Superficial media coverage of California’s Sustainable Groundwater Management Act (SGMA) could discourage democratic engagement on resource-management issues by having focused on relatively few stakeholders, a new study from UC Merced shows.
Because water is essential to everyone, all have a stake in how groundwater is managed. Media reports published from January 2014 to April 2019 about the SGMA, however, tended to be simplistic, presenting only one stakeholder instead of considering holistic management, the study’s authors said.
Media coverage portrayed stakeholders as limited to major economic interests, such as agriculture, the study found. And while SGMA legislation requires disadvantaged communities to be a stakeholder in all planning documents, such communities were largely absent from newspaper reports.

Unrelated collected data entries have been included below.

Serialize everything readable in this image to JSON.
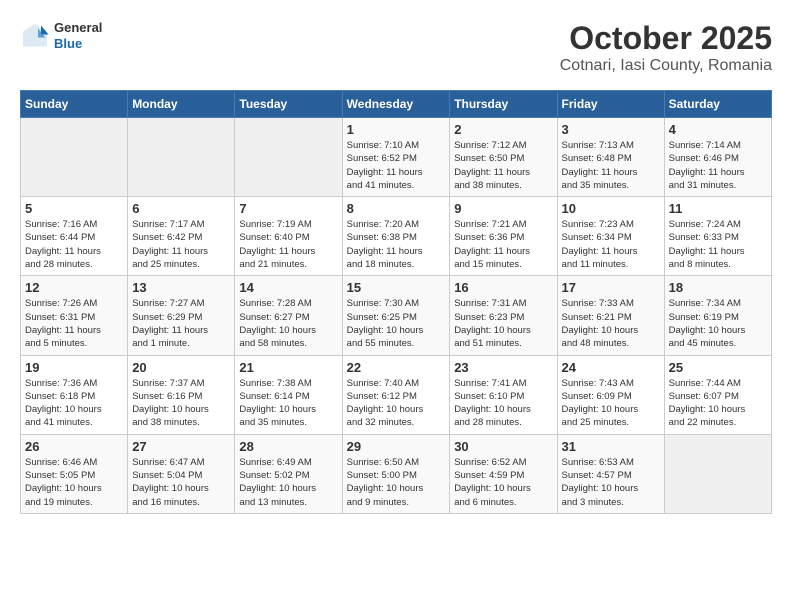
{
  "logo": {
    "general": "General",
    "blue": "Blue"
  },
  "title": "October 2025",
  "subtitle": "Cotnari, Iasi County, Romania",
  "days_header": [
    "Sunday",
    "Monday",
    "Tuesday",
    "Wednesday",
    "Thursday",
    "Friday",
    "Saturday"
  ],
  "weeks": [
    [
      {
        "num": "",
        "info": ""
      },
      {
        "num": "",
        "info": ""
      },
      {
        "num": "",
        "info": ""
      },
      {
        "num": "1",
        "info": "Sunrise: 7:10 AM\nSunset: 6:52 PM\nDaylight: 11 hours\nand 41 minutes."
      },
      {
        "num": "2",
        "info": "Sunrise: 7:12 AM\nSunset: 6:50 PM\nDaylight: 11 hours\nand 38 minutes."
      },
      {
        "num": "3",
        "info": "Sunrise: 7:13 AM\nSunset: 6:48 PM\nDaylight: 11 hours\nand 35 minutes."
      },
      {
        "num": "4",
        "info": "Sunrise: 7:14 AM\nSunset: 6:46 PM\nDaylight: 11 hours\nand 31 minutes."
      }
    ],
    [
      {
        "num": "5",
        "info": "Sunrise: 7:16 AM\nSunset: 6:44 PM\nDaylight: 11 hours\nand 28 minutes."
      },
      {
        "num": "6",
        "info": "Sunrise: 7:17 AM\nSunset: 6:42 PM\nDaylight: 11 hours\nand 25 minutes."
      },
      {
        "num": "7",
        "info": "Sunrise: 7:19 AM\nSunset: 6:40 PM\nDaylight: 11 hours\nand 21 minutes."
      },
      {
        "num": "8",
        "info": "Sunrise: 7:20 AM\nSunset: 6:38 PM\nDaylight: 11 hours\nand 18 minutes."
      },
      {
        "num": "9",
        "info": "Sunrise: 7:21 AM\nSunset: 6:36 PM\nDaylight: 11 hours\nand 15 minutes."
      },
      {
        "num": "10",
        "info": "Sunrise: 7:23 AM\nSunset: 6:34 PM\nDaylight: 11 hours\nand 11 minutes."
      },
      {
        "num": "11",
        "info": "Sunrise: 7:24 AM\nSunset: 6:33 PM\nDaylight: 11 hours\nand 8 minutes."
      }
    ],
    [
      {
        "num": "12",
        "info": "Sunrise: 7:26 AM\nSunset: 6:31 PM\nDaylight: 11 hours\nand 5 minutes."
      },
      {
        "num": "13",
        "info": "Sunrise: 7:27 AM\nSunset: 6:29 PM\nDaylight: 11 hours\nand 1 minute."
      },
      {
        "num": "14",
        "info": "Sunrise: 7:28 AM\nSunset: 6:27 PM\nDaylight: 10 hours\nand 58 minutes."
      },
      {
        "num": "15",
        "info": "Sunrise: 7:30 AM\nSunset: 6:25 PM\nDaylight: 10 hours\nand 55 minutes."
      },
      {
        "num": "16",
        "info": "Sunrise: 7:31 AM\nSunset: 6:23 PM\nDaylight: 10 hours\nand 51 minutes."
      },
      {
        "num": "17",
        "info": "Sunrise: 7:33 AM\nSunset: 6:21 PM\nDaylight: 10 hours\nand 48 minutes."
      },
      {
        "num": "18",
        "info": "Sunrise: 7:34 AM\nSunset: 6:19 PM\nDaylight: 10 hours\nand 45 minutes."
      }
    ],
    [
      {
        "num": "19",
        "info": "Sunrise: 7:36 AM\nSunset: 6:18 PM\nDaylight: 10 hours\nand 41 minutes."
      },
      {
        "num": "20",
        "info": "Sunrise: 7:37 AM\nSunset: 6:16 PM\nDaylight: 10 hours\nand 38 minutes."
      },
      {
        "num": "21",
        "info": "Sunrise: 7:38 AM\nSunset: 6:14 PM\nDaylight: 10 hours\nand 35 minutes."
      },
      {
        "num": "22",
        "info": "Sunrise: 7:40 AM\nSunset: 6:12 PM\nDaylight: 10 hours\nand 32 minutes."
      },
      {
        "num": "23",
        "info": "Sunrise: 7:41 AM\nSunset: 6:10 PM\nDaylight: 10 hours\nand 28 minutes."
      },
      {
        "num": "24",
        "info": "Sunrise: 7:43 AM\nSunset: 6:09 PM\nDaylight: 10 hours\nand 25 minutes."
      },
      {
        "num": "25",
        "info": "Sunrise: 7:44 AM\nSunset: 6:07 PM\nDaylight: 10 hours\nand 22 minutes."
      }
    ],
    [
      {
        "num": "26",
        "info": "Sunrise: 6:46 AM\nSunset: 5:05 PM\nDaylight: 10 hours\nand 19 minutes."
      },
      {
        "num": "27",
        "info": "Sunrise: 6:47 AM\nSunset: 5:04 PM\nDaylight: 10 hours\nand 16 minutes."
      },
      {
        "num": "28",
        "info": "Sunrise: 6:49 AM\nSunset: 5:02 PM\nDaylight: 10 hours\nand 13 minutes."
      },
      {
        "num": "29",
        "info": "Sunrise: 6:50 AM\nSunset: 5:00 PM\nDaylight: 10 hours\nand 9 minutes."
      },
      {
        "num": "30",
        "info": "Sunrise: 6:52 AM\nSunset: 4:59 PM\nDaylight: 10 hours\nand 6 minutes."
      },
      {
        "num": "31",
        "info": "Sunrise: 6:53 AM\nSunset: 4:57 PM\nDaylight: 10 hours\nand 3 minutes."
      },
      {
        "num": "",
        "info": ""
      }
    ]
  ]
}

“This wouldn’t be a problem except that people are less likely to participate in management if they don’t see themselves as a stakeholder,” said Leigh Bernacchi, the study’s lead author and the program director of UC Merced’s Center for Information Technology Research in the Interest of Society (CITRIS). “Media have a great influence on identity and participation.”

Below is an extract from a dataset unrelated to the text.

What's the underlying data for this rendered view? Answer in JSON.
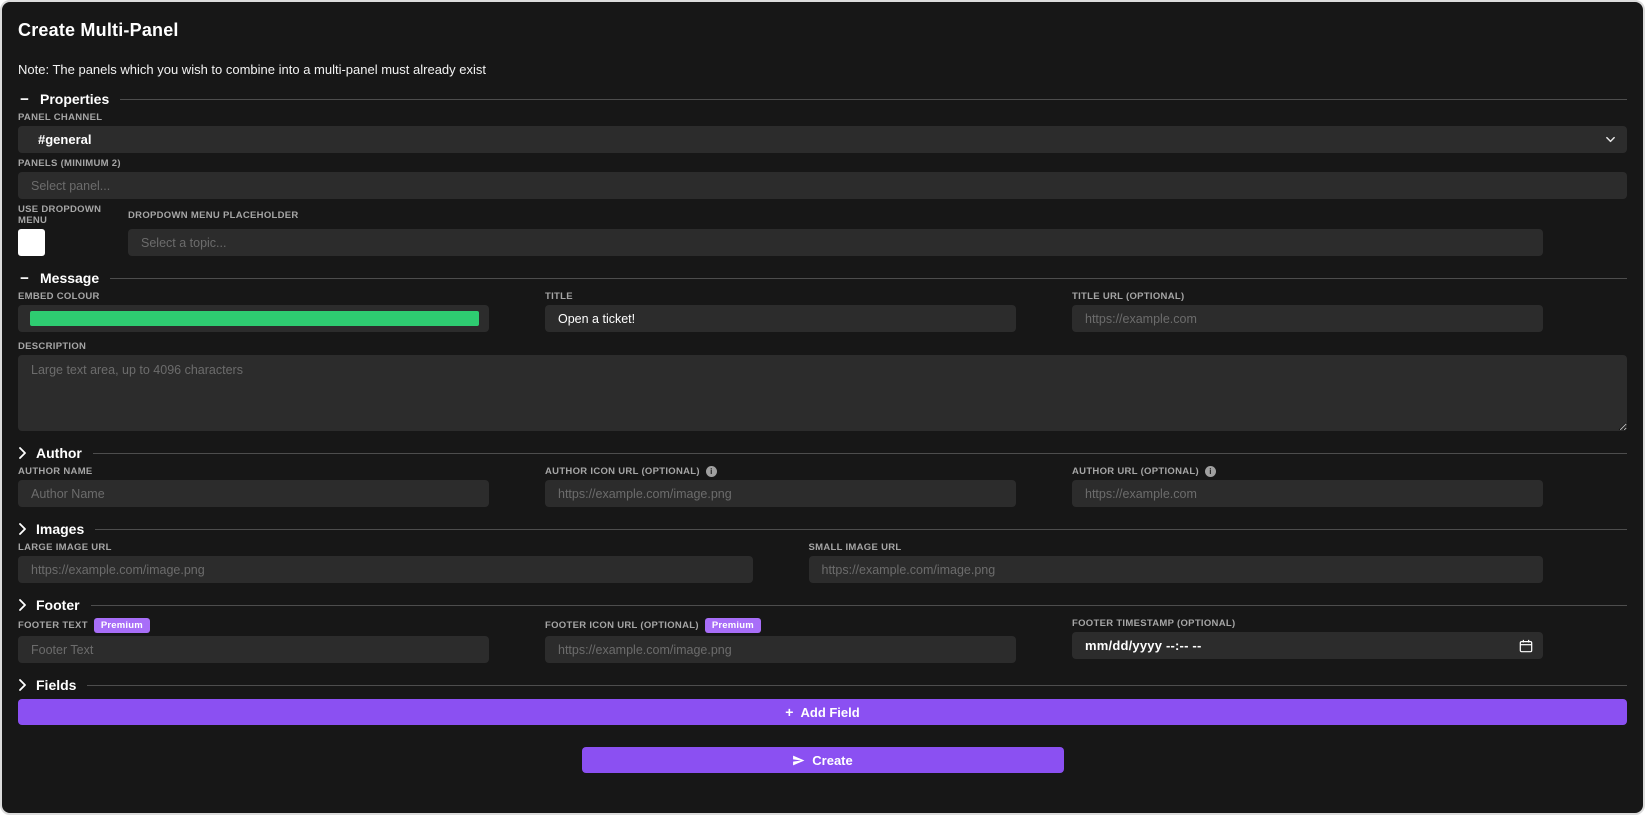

Groundwater management is complex, Bernacchi said, and there are not many clear diagrams for everyone to understand that management of this natural resource is an issue for them to care about and participate in.
With the 2014 enactment of the SGMA, California for the first time in its history has a comprehensive groundwater management law. It was the last western state to adopt such regulation. Previously, groundwater was consumed by whoever had the longest straw, the deepest well to access the water that is found between sands in layers of sediment. Private wells for homes and agriculture, municipal wells for cities and small-water systems, even wildlife refuges depend on groundwater, and were all competing.
The law now requires new agencies to develop plans for bringing groundwater basins into a sustainable state. Sustainability is defined by six metrics, including reducing subsidence (the sinking of land due to withdrawing groundwater), impacts to surface waters and preventing saltwater intrusion in coastal basins. Groundwater is one mitigation for California’s frequent droughts.
The study, published in Science of the Total Environment, indicates that exclusion from media representation has the potential to exclude stakeholders from real management decisions.
“We took what we knew about California water and asked who could have a seat at the table? The media’s table is smaller than the law’s intent,” Bernacchi said. She recently presented the paper via videoconferencing at the International Symposium on Society and Resource Management.
Funded by the National Science Foundation’s Innovations at the Nexus of Food, Energy and Water Systems, CITRIS and UC Water, the Water Systems Management Lab and professors Josué Medellín-Azuara and Joshua Viers analyzed 365 newspaper articles, 40 of which were in Spanish, from qualitative and quantitative perspectives. Postdoctoral researcher Angel Fernandez Bou, who earned a Ph.D. from UC Merced in 2019, conducted the statistical analysis that showed how newsrooms are on the cusp of approaching groundwater issues differently.
“In one cluster, you have the historical water users: agriculture, communities, and the people who advocate for increasing supply or conserving water, the politicians,” Bernacchi explained. “But in the other cluster, we see what the future of groundwater management might be: different infrastructure, recharging aquifers, and economic incentives and water markets. It gives me a lot of hope.”
Even if people do not see themselves represented in the media, they are likely dependent at some point on groundwater, she said. People can get involved in the state’s management act by participating in their local groundwater sustainability agencies and helping their basins achieve sustainability over the next 20 years.